The reason is that we wanted to parse large XML files (over 1Gb) and the current implementation of fast-xml-parser use as input a string. In the current implementation of javascript in V8 this limits the size to 512Mb.
In this code we parse directly a Uint8Array (or an ArrayBuffer) and the limit is now 4Gb.
Installation
$ npm i arraybuffer-xml-parser
Usage
XML to JSON
import { parse } from 'arraybuffer-xml-parser';
// in order to show an example we will encode the data to get the ArrayBuffer.

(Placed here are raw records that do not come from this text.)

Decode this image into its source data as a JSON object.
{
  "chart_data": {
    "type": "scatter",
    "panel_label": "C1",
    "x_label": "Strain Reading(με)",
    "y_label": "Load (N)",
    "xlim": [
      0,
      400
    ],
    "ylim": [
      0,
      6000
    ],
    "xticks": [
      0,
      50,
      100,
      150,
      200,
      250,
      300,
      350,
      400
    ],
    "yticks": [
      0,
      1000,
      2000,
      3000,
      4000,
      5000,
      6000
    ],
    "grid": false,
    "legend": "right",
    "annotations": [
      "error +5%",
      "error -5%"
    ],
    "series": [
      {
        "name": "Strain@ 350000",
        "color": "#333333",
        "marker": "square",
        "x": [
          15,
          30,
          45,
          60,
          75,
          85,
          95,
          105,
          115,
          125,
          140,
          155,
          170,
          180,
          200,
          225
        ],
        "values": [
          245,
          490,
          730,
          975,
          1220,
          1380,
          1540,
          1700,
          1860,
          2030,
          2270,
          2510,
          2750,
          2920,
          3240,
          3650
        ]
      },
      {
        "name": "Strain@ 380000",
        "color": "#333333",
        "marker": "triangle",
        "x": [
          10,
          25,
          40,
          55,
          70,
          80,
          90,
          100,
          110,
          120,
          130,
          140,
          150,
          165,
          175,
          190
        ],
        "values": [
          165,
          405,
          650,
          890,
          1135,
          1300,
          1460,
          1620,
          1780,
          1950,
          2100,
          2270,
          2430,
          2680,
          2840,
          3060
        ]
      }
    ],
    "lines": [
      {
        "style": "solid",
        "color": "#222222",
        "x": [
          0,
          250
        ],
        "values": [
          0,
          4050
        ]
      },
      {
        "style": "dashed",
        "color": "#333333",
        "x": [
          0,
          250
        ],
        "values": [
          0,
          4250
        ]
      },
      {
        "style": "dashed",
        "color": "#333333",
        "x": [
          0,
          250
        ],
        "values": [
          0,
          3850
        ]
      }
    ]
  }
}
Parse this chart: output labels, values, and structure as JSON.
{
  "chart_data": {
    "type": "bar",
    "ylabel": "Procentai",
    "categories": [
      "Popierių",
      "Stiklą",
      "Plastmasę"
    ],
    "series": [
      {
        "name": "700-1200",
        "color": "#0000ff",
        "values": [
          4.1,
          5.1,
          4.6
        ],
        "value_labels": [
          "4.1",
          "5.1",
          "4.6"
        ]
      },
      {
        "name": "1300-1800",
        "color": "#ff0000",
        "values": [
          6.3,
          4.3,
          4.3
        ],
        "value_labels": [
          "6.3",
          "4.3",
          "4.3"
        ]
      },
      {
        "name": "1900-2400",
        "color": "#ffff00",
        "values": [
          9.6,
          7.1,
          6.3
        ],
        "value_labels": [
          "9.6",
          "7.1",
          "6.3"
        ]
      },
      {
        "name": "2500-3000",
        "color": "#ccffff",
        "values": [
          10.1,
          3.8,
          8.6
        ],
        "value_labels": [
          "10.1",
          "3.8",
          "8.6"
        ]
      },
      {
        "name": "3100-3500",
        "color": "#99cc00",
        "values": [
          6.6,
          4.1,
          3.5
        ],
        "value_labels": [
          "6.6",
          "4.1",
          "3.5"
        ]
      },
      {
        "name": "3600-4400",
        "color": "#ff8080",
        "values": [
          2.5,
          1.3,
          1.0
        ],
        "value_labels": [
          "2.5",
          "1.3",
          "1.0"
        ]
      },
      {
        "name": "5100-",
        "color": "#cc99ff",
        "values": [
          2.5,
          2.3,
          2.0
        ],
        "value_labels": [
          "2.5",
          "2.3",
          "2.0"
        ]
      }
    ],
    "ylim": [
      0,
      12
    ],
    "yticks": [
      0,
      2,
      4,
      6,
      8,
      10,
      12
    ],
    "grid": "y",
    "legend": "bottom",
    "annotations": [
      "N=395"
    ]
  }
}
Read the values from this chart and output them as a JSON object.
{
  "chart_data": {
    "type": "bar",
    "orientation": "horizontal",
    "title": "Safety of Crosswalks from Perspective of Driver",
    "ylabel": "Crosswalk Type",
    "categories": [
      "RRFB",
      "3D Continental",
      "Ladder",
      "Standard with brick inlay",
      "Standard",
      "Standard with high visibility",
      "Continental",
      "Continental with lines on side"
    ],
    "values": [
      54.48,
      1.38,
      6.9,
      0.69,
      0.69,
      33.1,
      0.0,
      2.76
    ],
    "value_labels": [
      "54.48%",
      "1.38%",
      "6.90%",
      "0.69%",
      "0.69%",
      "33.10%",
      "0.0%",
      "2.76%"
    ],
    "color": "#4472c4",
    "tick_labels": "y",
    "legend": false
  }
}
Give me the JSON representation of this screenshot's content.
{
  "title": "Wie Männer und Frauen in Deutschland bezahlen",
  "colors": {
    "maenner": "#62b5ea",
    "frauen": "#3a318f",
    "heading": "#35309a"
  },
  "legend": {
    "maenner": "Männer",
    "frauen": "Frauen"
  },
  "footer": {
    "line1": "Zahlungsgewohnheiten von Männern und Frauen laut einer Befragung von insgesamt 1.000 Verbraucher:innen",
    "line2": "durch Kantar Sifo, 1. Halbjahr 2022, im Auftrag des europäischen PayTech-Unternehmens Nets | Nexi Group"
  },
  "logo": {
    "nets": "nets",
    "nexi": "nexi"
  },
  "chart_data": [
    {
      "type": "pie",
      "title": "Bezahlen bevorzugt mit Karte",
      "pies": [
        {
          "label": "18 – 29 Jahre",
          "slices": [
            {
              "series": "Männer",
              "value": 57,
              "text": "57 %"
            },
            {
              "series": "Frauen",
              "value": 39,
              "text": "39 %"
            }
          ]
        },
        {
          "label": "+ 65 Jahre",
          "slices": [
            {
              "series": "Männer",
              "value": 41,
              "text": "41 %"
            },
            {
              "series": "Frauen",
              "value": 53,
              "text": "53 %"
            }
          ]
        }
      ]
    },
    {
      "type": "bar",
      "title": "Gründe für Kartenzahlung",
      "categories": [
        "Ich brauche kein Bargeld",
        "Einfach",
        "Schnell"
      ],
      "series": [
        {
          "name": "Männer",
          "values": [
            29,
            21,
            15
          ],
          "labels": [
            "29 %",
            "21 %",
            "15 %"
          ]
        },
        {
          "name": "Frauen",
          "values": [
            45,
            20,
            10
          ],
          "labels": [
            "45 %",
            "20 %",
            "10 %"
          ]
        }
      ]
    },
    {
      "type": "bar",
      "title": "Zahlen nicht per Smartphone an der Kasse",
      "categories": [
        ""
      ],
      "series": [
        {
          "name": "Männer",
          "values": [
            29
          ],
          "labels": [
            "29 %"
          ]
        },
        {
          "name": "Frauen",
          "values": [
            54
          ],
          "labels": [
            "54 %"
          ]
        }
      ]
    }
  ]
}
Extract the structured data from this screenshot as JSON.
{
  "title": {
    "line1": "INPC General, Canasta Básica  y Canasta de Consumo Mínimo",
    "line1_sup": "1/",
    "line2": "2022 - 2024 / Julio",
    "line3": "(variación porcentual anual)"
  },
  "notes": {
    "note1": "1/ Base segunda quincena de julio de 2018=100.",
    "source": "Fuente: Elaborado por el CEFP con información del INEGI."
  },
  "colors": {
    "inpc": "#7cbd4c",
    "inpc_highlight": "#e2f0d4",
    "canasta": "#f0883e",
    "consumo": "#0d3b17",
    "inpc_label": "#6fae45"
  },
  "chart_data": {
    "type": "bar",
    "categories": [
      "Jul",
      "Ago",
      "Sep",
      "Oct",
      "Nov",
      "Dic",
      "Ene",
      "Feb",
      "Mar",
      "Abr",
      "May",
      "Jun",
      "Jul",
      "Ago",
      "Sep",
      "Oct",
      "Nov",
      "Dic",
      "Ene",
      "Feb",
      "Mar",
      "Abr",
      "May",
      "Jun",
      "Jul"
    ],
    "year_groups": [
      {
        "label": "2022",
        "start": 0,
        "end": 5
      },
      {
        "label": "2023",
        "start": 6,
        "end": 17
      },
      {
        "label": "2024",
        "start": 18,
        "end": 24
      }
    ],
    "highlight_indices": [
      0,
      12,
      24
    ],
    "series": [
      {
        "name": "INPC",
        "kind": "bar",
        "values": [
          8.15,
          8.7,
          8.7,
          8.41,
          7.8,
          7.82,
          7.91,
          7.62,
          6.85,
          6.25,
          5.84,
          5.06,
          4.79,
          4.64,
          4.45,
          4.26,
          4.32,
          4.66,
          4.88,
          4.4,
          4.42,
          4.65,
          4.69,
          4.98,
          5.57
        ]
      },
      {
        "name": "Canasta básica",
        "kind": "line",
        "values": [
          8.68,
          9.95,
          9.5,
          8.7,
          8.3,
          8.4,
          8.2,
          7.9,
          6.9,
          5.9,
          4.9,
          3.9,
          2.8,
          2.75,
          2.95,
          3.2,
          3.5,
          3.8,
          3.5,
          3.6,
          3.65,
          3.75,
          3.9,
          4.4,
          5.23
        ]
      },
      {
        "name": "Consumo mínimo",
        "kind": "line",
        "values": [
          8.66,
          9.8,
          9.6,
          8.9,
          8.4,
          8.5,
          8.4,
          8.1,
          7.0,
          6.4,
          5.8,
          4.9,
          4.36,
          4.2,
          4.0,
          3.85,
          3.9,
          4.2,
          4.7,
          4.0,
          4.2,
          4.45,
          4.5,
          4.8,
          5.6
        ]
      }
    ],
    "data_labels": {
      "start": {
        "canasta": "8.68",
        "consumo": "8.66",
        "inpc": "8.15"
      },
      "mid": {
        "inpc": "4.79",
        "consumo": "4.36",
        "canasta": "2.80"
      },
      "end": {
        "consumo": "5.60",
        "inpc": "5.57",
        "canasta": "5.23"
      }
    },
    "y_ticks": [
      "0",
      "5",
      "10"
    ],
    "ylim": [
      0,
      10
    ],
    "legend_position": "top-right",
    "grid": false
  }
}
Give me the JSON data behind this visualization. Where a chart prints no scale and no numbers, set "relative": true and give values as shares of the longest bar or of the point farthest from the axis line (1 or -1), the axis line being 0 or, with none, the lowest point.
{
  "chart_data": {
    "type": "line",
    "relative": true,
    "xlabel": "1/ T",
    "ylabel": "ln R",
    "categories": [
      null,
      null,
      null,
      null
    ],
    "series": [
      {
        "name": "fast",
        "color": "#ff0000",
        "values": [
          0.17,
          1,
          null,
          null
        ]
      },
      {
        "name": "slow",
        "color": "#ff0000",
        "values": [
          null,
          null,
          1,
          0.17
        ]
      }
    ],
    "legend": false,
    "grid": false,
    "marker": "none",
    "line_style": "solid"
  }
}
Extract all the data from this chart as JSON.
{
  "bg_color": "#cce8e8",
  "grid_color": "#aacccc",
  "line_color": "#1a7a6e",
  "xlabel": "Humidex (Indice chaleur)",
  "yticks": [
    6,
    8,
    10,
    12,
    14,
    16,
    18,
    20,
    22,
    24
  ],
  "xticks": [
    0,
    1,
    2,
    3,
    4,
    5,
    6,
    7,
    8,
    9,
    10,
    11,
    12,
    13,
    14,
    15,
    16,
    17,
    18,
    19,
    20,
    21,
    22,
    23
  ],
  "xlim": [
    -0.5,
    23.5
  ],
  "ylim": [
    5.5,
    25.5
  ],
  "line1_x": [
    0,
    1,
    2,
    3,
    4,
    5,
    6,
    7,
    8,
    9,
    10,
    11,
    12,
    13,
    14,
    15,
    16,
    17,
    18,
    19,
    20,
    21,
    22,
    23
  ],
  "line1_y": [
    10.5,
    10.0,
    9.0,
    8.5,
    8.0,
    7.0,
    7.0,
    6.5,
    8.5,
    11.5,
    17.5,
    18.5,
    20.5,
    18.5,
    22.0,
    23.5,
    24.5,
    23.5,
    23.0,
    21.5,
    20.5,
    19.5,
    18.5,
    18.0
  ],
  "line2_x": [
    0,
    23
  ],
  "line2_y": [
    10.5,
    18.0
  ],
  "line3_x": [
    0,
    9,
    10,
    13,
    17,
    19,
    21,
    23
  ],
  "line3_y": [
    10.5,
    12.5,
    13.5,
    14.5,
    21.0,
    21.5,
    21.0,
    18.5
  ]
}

const encoder = new TextEncoder();
const xmlData = encoder.encode(
`<rootNode><tag>value</tag><boolean>true</boolean><intTag>045</intTag><floatTag>65.34</floatTag></rootNode>`,
);
const object = parse(xmlData, options);
/*
object = {
rootNode: {
tag: 'value',
boolean: 'true',
intTag: '045',
floatTag: '65.34',
},
}
*/Options
| Option | Description | Default value |
|---|---|---|
| trimValues | trim string values of an attribute or node | true |
| attributeNamePrefix | prepend given string to attribute name for identification | '$' |
| attributesNodeName | (Valid name) Group all the attributes as properties of given name. | false |
| ignoreAttributes | Ignore attributes to be parsed. | false |
| ignoreNameSpace | Remove namespace string from tag and attribute names. | false |
| allowBooleanAttributes | a tag can have attributes without any value | false |
| textNodeName | Name of the property containing text nodes | '#text' |
| dynamicTypingAttributeValue | Parse the value of an attribute to float, integer, or boolean. | true |
| dynamicTypingNodeValue | Parse the value of text node to float, integer, or boolean. | true |
| cdataTagName | If specified, parser parse CDATA as nested tag instead of adding it's value to parent tag. | false |
| arrayMode | When false, a tag with single occurrence is parsed as an object but as an array in case of multiple occurences. When true, a tag will be parsed as an array always excluding leaf nodes. When strict, all the tags will be parsed as array only. When instance of RegEx, only tags will be parsed as array that match the regex. When function a tag name is passed to the callback that can be checked. | false |
| tagValueProcessor | Process tag value during transformation. Like HTML decoding, word capitalization, etc. Applicable in case of string only. | (value) => decoder.decode(value).replace(/\r/g, '') |
| attributeValueProcessor | Process attribute value during transformation. Like HTML decoding, word capitalization, etc. | (value) => value |
| stopNodes | an array of tag names which are not required to be parsed. They are kept as Uint8Array. | [] |